Elle les logea commodément dans un grand hangar, leur donnant mille douceurs les plus nouvelles pour eux. Son système d’éducation était simple comme son âme ; il consistait à beaucoup aimer ses élèves, leur prêchant d’exemple un amour mutuel. Elle fit construire pour chacun d’eux une cellule semblable, sans se soucier de leurs différences de nature, les pourvut de bonnes couches de paille et de bruyère, d’auges propres et à hauteur convenable, de couvertures en hiver, de branches de feuillage en été. Le plus possible, elle voulait les amener à oublier leur vie vagabonde, aux joies cuisantes ; aussi avait-elle, bien à regret, fait entourer le hangar de fortes grilles, pour aider à la conversion, en mettant une barrière entre l’esprit de révolte des bêtes du dehors et les excellentes dispositions de ses disciples. Matin et soir, elle les visitait, les réunissait dans une salle commune, où elle les caressait, chacune selon le mérite. Elle ne leur tenait pas elle-même de longs discours, mais les excitait à des discussions amicales, sur des cas délicats de fraternité et d’abnégation, encourageant les orateurs bien pensants, réprimandant avec bonté ceux qui élevaient un peu trop la voix. Son but était de les confondre peu à peu en un même peuple ; elle espérait faire perdre à chaque espèce sa langue et ses habitudes, les conduire toutes insensiblement à une unité universelle, en brouillant pour elles, par un continuel contact, leurs diverses façons de voir et d’entendre. Ainsi elle posait les faibles sous les pattes des forts, elle amenait à converser entre eux la cigale, au cri aigre, et le taureau, ronflant à pleins naseaux ; elle logeait à côté des lévriers les lièvres, et les renards, au beau milieu des poules. Mais la mesure qu’elle pensa la plus habile fut de servir dans les écuelles de tous une même nourriture. Cette nourriture ne pouvant être ni chair ni poisson, l’ordinaire se composa pour chacun d’une écuelle de lait par jour, plus ou moins profonde, selon l’appétit du pensionnaire.

Tout se trouvant réglé de la sorte, l’aimable Primevère attendit les résultats.
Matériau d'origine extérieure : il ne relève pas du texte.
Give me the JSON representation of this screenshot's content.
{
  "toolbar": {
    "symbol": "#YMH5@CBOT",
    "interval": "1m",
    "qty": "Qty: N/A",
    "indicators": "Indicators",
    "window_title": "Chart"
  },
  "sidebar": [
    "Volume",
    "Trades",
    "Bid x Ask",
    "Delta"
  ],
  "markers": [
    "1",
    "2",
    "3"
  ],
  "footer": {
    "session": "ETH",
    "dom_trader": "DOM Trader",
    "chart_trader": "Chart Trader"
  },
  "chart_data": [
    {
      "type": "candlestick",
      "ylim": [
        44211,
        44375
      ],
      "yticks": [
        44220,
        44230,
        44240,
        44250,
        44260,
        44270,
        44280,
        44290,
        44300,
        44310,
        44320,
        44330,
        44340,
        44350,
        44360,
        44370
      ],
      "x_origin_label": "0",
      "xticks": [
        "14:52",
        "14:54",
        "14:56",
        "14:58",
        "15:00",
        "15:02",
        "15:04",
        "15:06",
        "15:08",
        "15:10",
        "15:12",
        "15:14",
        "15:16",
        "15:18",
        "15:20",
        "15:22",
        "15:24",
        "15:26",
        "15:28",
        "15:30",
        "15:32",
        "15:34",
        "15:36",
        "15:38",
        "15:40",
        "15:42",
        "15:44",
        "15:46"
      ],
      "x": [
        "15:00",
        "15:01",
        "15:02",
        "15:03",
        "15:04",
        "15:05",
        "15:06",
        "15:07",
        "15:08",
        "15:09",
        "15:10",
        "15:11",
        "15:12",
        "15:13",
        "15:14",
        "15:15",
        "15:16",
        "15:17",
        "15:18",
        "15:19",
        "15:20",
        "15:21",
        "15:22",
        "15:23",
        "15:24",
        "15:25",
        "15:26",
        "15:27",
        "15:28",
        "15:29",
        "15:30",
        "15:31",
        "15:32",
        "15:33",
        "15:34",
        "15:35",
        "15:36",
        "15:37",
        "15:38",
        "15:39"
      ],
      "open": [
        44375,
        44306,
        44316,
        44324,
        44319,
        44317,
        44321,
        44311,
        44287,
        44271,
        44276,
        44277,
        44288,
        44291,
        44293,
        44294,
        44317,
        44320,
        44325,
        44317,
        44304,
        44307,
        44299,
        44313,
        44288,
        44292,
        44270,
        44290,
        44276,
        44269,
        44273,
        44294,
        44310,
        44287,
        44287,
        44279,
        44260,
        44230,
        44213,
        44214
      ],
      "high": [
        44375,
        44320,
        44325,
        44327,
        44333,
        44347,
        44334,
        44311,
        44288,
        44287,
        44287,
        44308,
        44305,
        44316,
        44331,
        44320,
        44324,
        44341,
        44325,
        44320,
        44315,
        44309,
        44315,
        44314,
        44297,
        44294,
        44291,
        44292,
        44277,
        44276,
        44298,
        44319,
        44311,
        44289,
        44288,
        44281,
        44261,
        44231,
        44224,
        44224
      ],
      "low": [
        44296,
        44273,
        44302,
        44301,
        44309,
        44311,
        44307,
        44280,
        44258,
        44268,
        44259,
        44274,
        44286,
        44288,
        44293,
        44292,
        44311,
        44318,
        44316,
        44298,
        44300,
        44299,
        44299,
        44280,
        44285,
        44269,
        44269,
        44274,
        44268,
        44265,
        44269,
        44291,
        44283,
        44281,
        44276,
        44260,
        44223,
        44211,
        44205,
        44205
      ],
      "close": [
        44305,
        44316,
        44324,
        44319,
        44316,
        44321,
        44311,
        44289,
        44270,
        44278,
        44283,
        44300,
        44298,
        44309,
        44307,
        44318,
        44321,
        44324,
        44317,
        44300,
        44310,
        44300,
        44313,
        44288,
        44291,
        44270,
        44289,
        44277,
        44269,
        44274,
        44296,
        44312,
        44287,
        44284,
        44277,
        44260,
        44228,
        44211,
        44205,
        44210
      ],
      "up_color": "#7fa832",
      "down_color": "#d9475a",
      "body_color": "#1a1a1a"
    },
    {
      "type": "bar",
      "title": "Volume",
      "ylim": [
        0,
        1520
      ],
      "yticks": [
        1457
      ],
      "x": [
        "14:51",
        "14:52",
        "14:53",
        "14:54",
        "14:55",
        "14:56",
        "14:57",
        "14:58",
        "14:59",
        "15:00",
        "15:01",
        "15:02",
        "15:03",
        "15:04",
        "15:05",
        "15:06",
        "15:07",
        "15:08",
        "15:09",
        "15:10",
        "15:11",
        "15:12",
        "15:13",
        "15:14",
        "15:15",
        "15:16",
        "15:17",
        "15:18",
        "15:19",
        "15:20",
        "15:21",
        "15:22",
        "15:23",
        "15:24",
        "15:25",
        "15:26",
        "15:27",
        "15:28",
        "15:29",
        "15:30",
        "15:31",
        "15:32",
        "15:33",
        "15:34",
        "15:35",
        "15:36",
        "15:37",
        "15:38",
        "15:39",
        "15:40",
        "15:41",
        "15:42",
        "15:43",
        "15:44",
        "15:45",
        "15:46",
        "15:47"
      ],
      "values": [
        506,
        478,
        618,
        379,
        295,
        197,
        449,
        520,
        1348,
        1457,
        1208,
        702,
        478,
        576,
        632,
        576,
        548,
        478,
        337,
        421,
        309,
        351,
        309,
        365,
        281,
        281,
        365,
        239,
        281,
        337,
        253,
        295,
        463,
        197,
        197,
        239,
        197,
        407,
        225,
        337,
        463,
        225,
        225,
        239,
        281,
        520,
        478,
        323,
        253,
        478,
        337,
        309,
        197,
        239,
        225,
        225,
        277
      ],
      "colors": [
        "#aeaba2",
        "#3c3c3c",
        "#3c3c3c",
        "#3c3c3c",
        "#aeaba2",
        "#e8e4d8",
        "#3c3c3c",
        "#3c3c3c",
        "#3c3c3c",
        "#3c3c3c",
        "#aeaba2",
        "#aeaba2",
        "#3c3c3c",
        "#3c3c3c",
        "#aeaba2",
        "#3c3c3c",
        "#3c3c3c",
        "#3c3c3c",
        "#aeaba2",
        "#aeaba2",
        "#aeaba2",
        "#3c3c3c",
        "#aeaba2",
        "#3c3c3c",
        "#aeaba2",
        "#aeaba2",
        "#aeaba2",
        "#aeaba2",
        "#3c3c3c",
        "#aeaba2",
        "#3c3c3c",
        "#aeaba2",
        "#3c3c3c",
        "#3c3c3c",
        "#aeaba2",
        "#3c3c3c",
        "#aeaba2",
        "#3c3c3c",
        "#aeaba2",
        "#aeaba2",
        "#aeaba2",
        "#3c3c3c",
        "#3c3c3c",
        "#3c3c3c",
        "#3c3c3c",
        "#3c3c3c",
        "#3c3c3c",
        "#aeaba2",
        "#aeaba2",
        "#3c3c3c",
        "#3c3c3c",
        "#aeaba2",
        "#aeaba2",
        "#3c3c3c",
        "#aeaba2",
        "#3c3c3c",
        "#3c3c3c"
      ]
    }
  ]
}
Ils ne pouvaient manquer d’être bons, pensait-elle, puisque les moyens employés étaient excellents en eux-mêmes. Les hommes de son royaume se déclaraient de plus en plus heureux, se fâchant dès qu’un philanthrope cherchait à leur démontrer leur misère. Les bêtes, au contraire, avouaient leur malheur et travaillaient à se donner une félicité parfaite. L’aimable Primevère, à cette époque, se trouvait être sans aucun doute la meilleure, la plus satisfaite des reines.

Médéric n’en savait pas plus long sur le Royaume des Heureux. Son ami le bouvreuil lui avait fait entendre qu’il s’était envolé, un beau matin, du hangar hospitalier, sans lui confier la raison de cette fuite inexplicable. Franchement, ce bouvreuil devait être un méchant garnement, n’aimant pas le lait, préférant le soleil et les ronces.